Slowing growth in the world’s second-largest economy and a weakening yuan have in recent months led investors to move huge sums offshore in search of better returns.
But authorities’ efforts to put the brakes on capital outflows by propping up the value of the yuan, which is facing downward pressure from a strong dollar, have rapidly drained reserves.
China could also face more pressure if new US President Donald Trump follows through on pledges to take protectionist moves or stimulate the American economy, which are likely to further lift the greenback.
“With Chinese FX reserves having dropped below the psychologically important threshold of USD 3 trillion, this will further ramp up the pressure on Chinese policymakers,” Rajiv Biswas of IHS Global Insight said in a note.
China’s vast foreign exchange reserves slipped $12.3 billion to $2.998 trillion in January, data from the People’s Bank of China showed.
It was a larger decline than expected by a Bloomberg News survey of economists, and nearly a trillion dollars beneath its June 2014 peak.
“This decline will likely spark renewed debate over how long the People’s Bank (PBOC) can continue intervening to support the renminbi,” Julian Evans-Pritchard of Capital Economics said in a note.
As well as trying to slow the yuan’s descent, which is close to eight year lows against the American currency, Beijing has tried to reduce capital flight by heightening the already strict requirements for citizens to move money out of the country.
But “as the pressure for financial outflows is likely to remain high, existing policies may not be enough”, according to Louis Kuijs of Oxford Economics.
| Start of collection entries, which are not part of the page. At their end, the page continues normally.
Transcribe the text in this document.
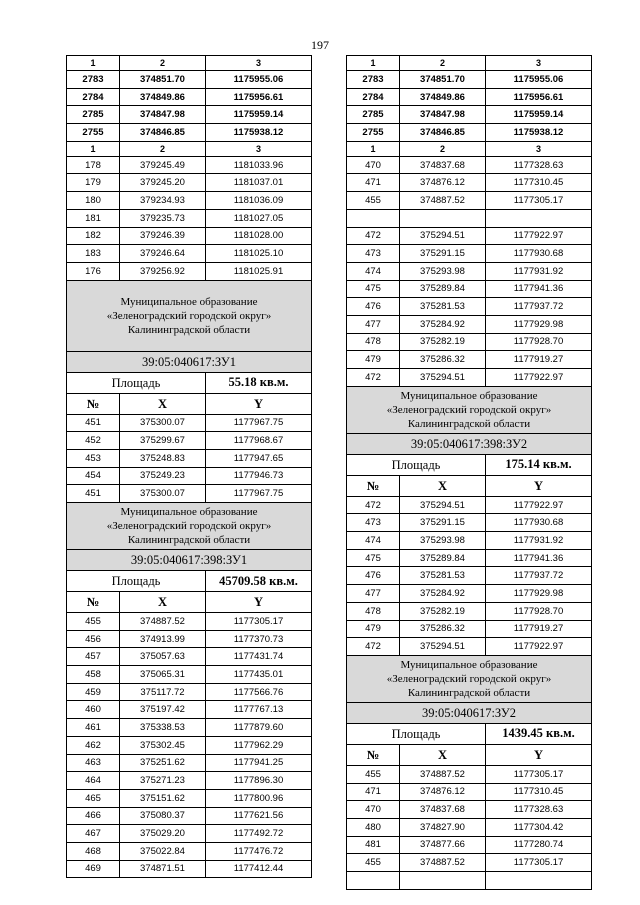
197
1	2	3
2783	374851.70	1175955.06
2784	374849.86	1175956.61
2785	374847.98	1175959.14
2755	374846.85	1175938.12
1	2	3
178	379245.49	1181033.96
179	379245.20	1181037.01
180	379234.93	1181036.09
181	379235.73	1181027.05
182	379246.39	1181028.00
183	379246.64	1181025.10
176	379256.92	1181025.91

Муниципальное образование
«Зеленоградский городской округ»
Калининградской области		

39:05:040617:ЗУ1		
Площадь		55.18 кв.м.
№	X	Y
451	375300.07	1177967.75
452	375299.67	1177968.67
453	375248.83	1177947.65
454	375249.23	1177946.73
451	375300.07	1177967.75

Муниципальное образование
«Зеленоградский городской округ»
Калининградской области		

39:05:040617:398:ЗУ1		
Площадь		45709.58 кв.м.
№	X	Y
455	374887.52	1177305.17
456	374913.99	1177370.73
457	375057.63	1177431.74
458	375065.31	1177435.01
459	375117.72	1177566.76
460	375197.42	1177767.13
461	375338.53	1177879.60
462	375302.45	1177962.29
463	375251.62	1177941.25
464	375271.23	1177896.30
465	375151.62	1177800.96
466	375080.37	1177621.56
467	375029.20	1177492.72
468	375022.84	1177476.72
469	374871.51	1177412.44
1	2	3
2783	374851.70	1175955.06
2784	374849.86	1175956.61
2785	374847.98	1175959.14
2755	374846.85	1175938.12
1	2	3
470	374837.68	1177328.63
471	374876.12	1177310.45
455	374887.52	1177305.17

472	375294.51	1177922.97
473	375291.15	1177930.68
474	375293.98	1177931.92
475	375289.84	1177941.36
476	375281.53	1177937.72
477	375284.92	1177929.98
478	375282.19	1177928.70
479	375286.32	1177919.27
472	375294.51	1177922.97

Муниципальное образование
«Зеленоградский городской округ»
Калининградской области		

39:05:040617:398:ЗУ2		
Площадь		175.14 кв.м.
№	X	Y
472	375294.51	1177922.97
473	375291.15	1177930.68
474	375293.98	1177931.92
475	375289.84	1177941.36
476	375281.53	1177937.72
477	375284.92	1177929.98
478	375282.19	1177928.70
479	375286.32	1177919.27
472	375294.51	1177922.97

Муниципальное образование
«Зеленоградский городской округ»
Калининградской области		

39:05:040617:ЗУ2		
Площадь		1439.45 кв.м.
№	X	Y
455	374887.52	1177305.17
471	374876.12	1177310.45
470	374837.68	1177328.63
480	374827.90	1177304.42
481	374877.66	1177280.74
455	374887.52	1177305.17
Policymakers may have to resort to “more forceful steps” such as “formally re-imposing restrictions on outflows”, he said.
January’s forex decline was narrower than the $41 billion drop in December and nearly $70 billion fall in November, the State Administration of Foreign Exchange (SAFE) said on its website.
SAFE emphasised that China’s forex reserves, “although slightly below the scale of three trillion US dollars, are still the highest in the world,” adding that China’s reserves remain “ample”.